In this study, we also demonstrated that it was critical to apply a dichotomous definition of absolute gene expression status, that is, expressed versus nonexpressed, in the data mining of the microarray data. Many algorithms currently used for microarray analysis retrieve the expression data from raw signals as continuous data and do not distinguish the distinct dichotomous biologic status of a gene. If one gene was not expressed in a RNA sample, there was always a meaningless expression value being generated that could not be distinguished accurately from other samples that expressed the same gene. In reality there should be no mRNA in a sample when a gene is not expressed. If the expression values generated by an algorithm truly represented reality, the data for expressed and nonexpressed genes should have different distributions. Therefore, without distinguishing expression status, a large number of meaningless data from nonexpressed genes would have deteriorating effects on a statistical analysis that assumed a normal distribution of data. Our observations that more functional pathways were associated with high content of Present calls in welders support this hypothesis. Furthermore, based on the absolute expression status, microarray data may be divided into three categories: consistently not expressed, turned on or off, and continuously expressed in different experimental conditions. The first category of genes was noninformative, and the analyses of the second category of genes were very complicated and difficult. Only the last category of genes, those with a high percentage of Present calls across all arrays, was suitable for parametric statistical analysis. At present, the Detection call algorithm of Affymetrix MAS 5.0 is the only one available for determining the absolute gene expression status, with limitations on both sensitivity and specificity to distinguish low-level expressed genes from nonexpressed genes (Liu et al. 2002).

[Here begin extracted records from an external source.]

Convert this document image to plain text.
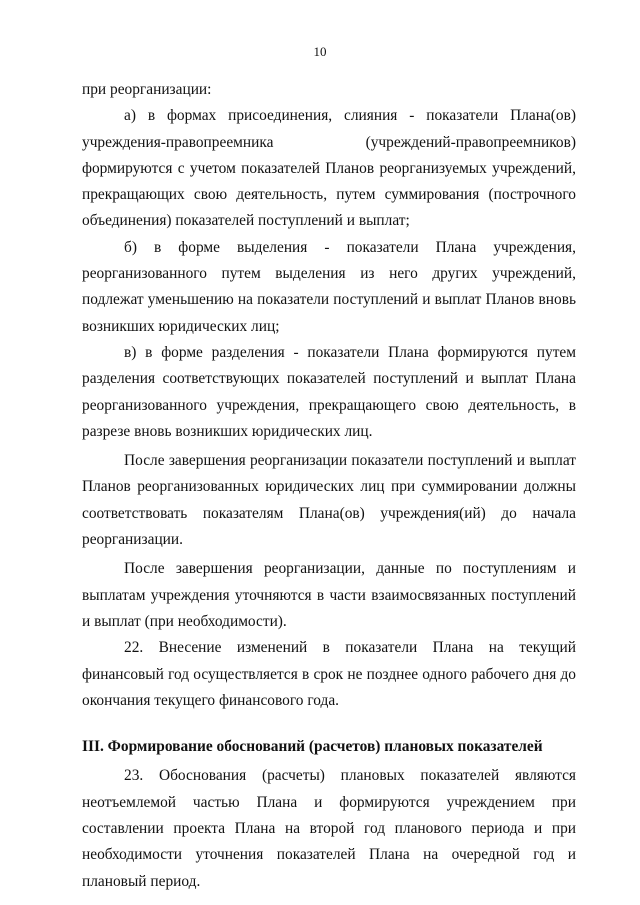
10

при реорганизации:

а) в формах присоединения, слияния - показатели Плана(ов) учреждения-правопреемника (учреждений-правопреемников) формируются с учетом показателей Планов реорганизуемых учреждений, прекращающих свою деятельность, путем суммирования (построчного объединения) показателей поступлений и выплат;

б) в форме выделения - показатели Плана учреждения, реорганизованного путем выделения из него других учреждений, подлежат уменьшению на показатели поступлений и выплат Планов вновь возникших юридических лиц;

в) в форме разделения - показатели Плана формируются путем разделения соответствующих показателей поступлений и выплат Плана реорганизованного учреждения, прекращающего свою деятельность, в разрезе вновь возникших юридических лиц.

После завершения реорганизации показатели поступлений и выплат Планов реорганизованных юридических лиц при суммировании должны соответствовать показателям Плана(ов) учреждения(ий) до начала реорганизации.

После завершения реорганизации, данные по поступлениям и выплатам учреждения уточняются в части взаимосвязанных поступлений и выплат (при необходимости).

22. Внесение изменений в показатели Плана на текущий финансовый год осуществляется в срок не позднее одного рабочего дня до окончания текущего финансового года.

III. Формирование обоснований (расчетов) плановых показателей

23. Обоснования (расчеты) плановых показателей являются неотъемлемой частью Плана и формируются учреждением при составлении проекта Плана на второй год планового периода и при необходимости уточнения показателей Плана на очередной год и плановый период.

In conclusion, using a repeated measure design, peripheral blood gene expression profiles revealed that environmental exposures to metal fume in healthy individuals produced observable changes in gene expression clustered in biologic processes related to inflammatory, oxidative stress, phosphate metabolism, cell proliferation, and programmed cell death. Smoking modified the observed responses. Finally, our study demonstrates the utility of paired sampling pre- and postexposure in an at-risk population.